= Nataša Mihailović Vacić =

Serbian journalist, politician

Nataša Mihailović Vacić (Наташа Михаиловић Вацић; born 1972) is a journalist and politician in Serbia. She has served in the National Assembly of Serbia since 2016 as a member of the Social Democratic Party of Serbia (SDPS).

==Private career==
Mihailović Vacić lives in Belgrade. Before entering political life, she was the editor of the program Šta radite, bre (English: What are you doing?) on Radio Television of Serbia.

==Politician==
The SDPS has been aligned with the Serbian Progressive Party since 2012 and contested the 2016 Serbian parliamentary election as part of the Progressive-led Aleksandar Vučić – Serbia Is Winning electoral list. Mihailović Vacić received the ninetieth position on the list and was elected when it won a majority victory with 131 out of 250 mandates.

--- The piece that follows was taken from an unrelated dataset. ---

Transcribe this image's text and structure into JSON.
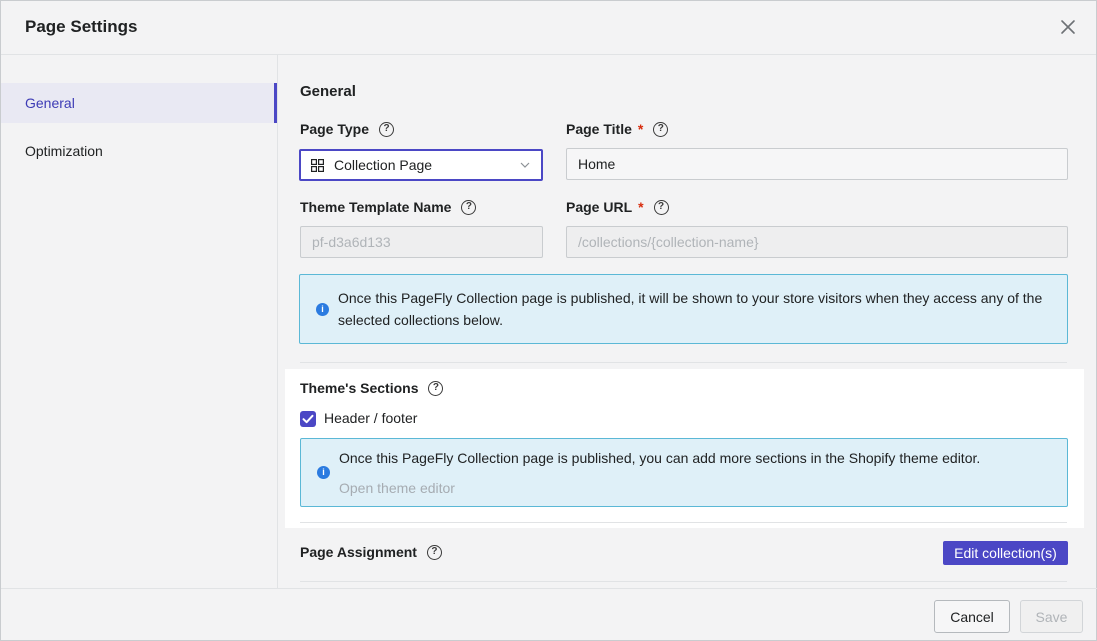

During the 2016–20 parliament, Mihailović Vacić was a member of the assembly's culture and information committee and the committee on the rights of the child; a deputy member of the foreign affairs committee, the committee on human and minority rights and gender equality, and the committee on the economy, regional development, trade, tourism, and energy; and a member of the parliamentary friendship groups with Albania, Azerbaijan, Canada, China, Cuba, France, Germany, Israel, Italy, Japan, Norway, Russia, the United Kingdom, and the United States of America.

She received the fiftieth position on the Progressive Party's Aleksandar Vučić — For Our Children list in the 2020 parliamentary election and was elected to a second term when the list won a landslide victory with 188 mandates. After the election, she was selected as deputy leader of the SDPS parliamentary group. She is also a member of the defence and internal affairs committee and the culture and information committee, a deputy member of the foreign assembly committee, a member of Serbia's delegation to the Parliamentary Assembly of the Mediterranean, the leader of Serbia's parliamentary friendship group with Mauritius, and a member of the parliamentary friendship groups with Albania, Canada, China, Cuba, France, Germany, Israel, Italy, the Netherlands, Norway, Paraguay, Saint Vincent and the Grenadines, Sri Lanka, Turkey, the United Kingdom, the United States of America, and Uzbekistan.